In her lecture Prof. Sikkink makes the case that, yes, human rights work. Critics may counter that the movement is in serious jeopardy: Guantánamo is still open, the Arab Spring protests crushed, and governments are cracking down on NGOs everywhere. But Sikkink draws on decades of research and fieldwork to provide a rigorous rebuttal to pessimistic doubts, demonstrating that in the long term, human rights movements have been vastly effective, not least in contexts of regime change. Cognitive and news biases contribute to pervasive cynicism, but past and current trends indicate that human rights is not in its twilight. Instead, this is a period of vibrant activism that has made impressive improvements in human well-being. Exploring the strategies that have led to real humanitarian gains, Sikkink looks at how these advances can be supported and sustained for decades to come.
The lecture is followed by a debate:
Strategies for human rights activism & defense in populist times.
Panel: Pavel Chikov (Agora, Russia) and Adrian Jjuuko, (Hrapf, Uganda), Howard Morrison (President of the Appeals Division, International Criminal Court). Moderator: Marthe Sleire Engdahl.
The seminar is a a collaboration with the Rafto Foundation for Human Rights, and a part of the 2017 Bergen Exchanges on Law & Social Transformation’s special focus area Effects of Transitional Justice.

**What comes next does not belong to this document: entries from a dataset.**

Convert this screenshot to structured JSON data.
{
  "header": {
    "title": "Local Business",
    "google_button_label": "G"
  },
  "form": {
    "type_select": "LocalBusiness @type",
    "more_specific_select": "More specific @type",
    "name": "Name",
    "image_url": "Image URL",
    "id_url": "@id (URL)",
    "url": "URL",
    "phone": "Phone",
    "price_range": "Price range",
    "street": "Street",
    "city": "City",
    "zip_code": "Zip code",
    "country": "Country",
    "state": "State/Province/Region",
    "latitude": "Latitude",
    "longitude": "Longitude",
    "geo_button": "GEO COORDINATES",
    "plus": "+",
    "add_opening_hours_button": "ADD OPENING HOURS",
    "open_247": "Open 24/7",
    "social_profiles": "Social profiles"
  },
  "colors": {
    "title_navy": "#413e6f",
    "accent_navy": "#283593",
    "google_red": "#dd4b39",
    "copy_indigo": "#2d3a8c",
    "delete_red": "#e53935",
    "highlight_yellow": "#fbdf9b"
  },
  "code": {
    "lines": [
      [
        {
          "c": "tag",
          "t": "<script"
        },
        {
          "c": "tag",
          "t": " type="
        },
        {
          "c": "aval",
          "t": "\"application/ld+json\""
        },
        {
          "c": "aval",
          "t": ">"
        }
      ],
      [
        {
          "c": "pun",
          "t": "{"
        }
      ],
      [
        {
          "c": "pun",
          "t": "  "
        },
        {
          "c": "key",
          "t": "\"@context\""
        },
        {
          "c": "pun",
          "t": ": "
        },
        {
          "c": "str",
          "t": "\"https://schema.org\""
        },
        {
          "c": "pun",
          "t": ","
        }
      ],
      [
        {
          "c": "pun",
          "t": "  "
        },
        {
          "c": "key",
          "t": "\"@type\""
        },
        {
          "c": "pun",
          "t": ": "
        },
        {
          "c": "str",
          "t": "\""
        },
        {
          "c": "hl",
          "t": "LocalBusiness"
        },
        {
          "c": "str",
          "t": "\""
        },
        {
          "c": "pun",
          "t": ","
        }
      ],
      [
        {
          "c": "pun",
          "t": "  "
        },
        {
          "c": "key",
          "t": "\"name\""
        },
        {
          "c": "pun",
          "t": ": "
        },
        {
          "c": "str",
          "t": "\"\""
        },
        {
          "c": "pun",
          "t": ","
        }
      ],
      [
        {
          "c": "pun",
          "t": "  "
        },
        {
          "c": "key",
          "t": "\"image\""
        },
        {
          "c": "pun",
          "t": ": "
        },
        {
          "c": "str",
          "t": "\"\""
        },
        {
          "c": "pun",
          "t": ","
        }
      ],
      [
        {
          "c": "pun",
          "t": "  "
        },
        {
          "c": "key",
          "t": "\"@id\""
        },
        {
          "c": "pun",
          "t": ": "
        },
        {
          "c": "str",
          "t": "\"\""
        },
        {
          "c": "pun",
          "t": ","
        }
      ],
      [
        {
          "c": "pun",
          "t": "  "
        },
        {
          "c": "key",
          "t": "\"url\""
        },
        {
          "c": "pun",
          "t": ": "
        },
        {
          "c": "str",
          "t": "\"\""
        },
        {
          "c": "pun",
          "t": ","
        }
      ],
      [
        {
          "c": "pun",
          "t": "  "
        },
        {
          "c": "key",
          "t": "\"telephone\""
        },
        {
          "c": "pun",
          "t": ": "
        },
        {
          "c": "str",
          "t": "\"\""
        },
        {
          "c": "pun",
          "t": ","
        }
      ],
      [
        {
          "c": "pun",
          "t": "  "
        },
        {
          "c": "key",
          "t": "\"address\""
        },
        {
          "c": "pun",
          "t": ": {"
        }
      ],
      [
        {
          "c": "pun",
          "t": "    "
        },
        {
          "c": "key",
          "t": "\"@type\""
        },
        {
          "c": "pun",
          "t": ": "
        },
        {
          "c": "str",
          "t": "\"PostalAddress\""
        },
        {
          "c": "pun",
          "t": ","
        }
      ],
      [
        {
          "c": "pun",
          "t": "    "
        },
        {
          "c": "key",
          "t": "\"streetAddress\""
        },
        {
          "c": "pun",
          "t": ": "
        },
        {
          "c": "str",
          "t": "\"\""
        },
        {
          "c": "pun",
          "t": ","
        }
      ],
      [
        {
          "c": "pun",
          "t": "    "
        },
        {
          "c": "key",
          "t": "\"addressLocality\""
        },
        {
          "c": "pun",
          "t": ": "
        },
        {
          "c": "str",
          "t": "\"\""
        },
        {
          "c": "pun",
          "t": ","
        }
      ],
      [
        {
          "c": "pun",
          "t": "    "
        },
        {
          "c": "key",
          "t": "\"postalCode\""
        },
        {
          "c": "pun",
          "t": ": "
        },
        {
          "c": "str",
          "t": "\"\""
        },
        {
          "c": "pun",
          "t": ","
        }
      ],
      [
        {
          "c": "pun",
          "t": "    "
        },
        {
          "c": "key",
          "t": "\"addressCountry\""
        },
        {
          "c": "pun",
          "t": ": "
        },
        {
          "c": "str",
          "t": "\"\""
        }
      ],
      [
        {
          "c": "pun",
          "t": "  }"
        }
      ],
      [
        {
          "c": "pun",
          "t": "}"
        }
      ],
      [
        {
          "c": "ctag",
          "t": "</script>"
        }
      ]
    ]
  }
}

The event is free and open to all, and will be followed by reception at the Rafto House (by invitation).
Link to Facebook-event here.
Kathryn Sikkink is the Ryan Family Professor of Human Rights Policy at the Kennedy School of Government, and the Carol K. PforzheimerProfessor at the Radcliffe Institute for Advanced Study. Sikkink is an international relations scholar best known for her work on human rights, international norms, transnational advocacy networks and social movements, and transitional justice.Her books have been awarded prizes, including the Grawemeyer Award, the Robert F. Kennedy Center Book Award, and the WOLA/Duke University Award.
Sikkink’s forthcoming book Evidence for Hope: Making Human Rights Work in the 21st Century (Princeton University Press, 2017) documents the legitimacy and effectiveness of human rights law, institutions, and movements. Sikkink has been a Fulbright Scholar in Argentina and a Guggenheim fellow. Sikkink holds an MA and Ph.D. from Columbia University.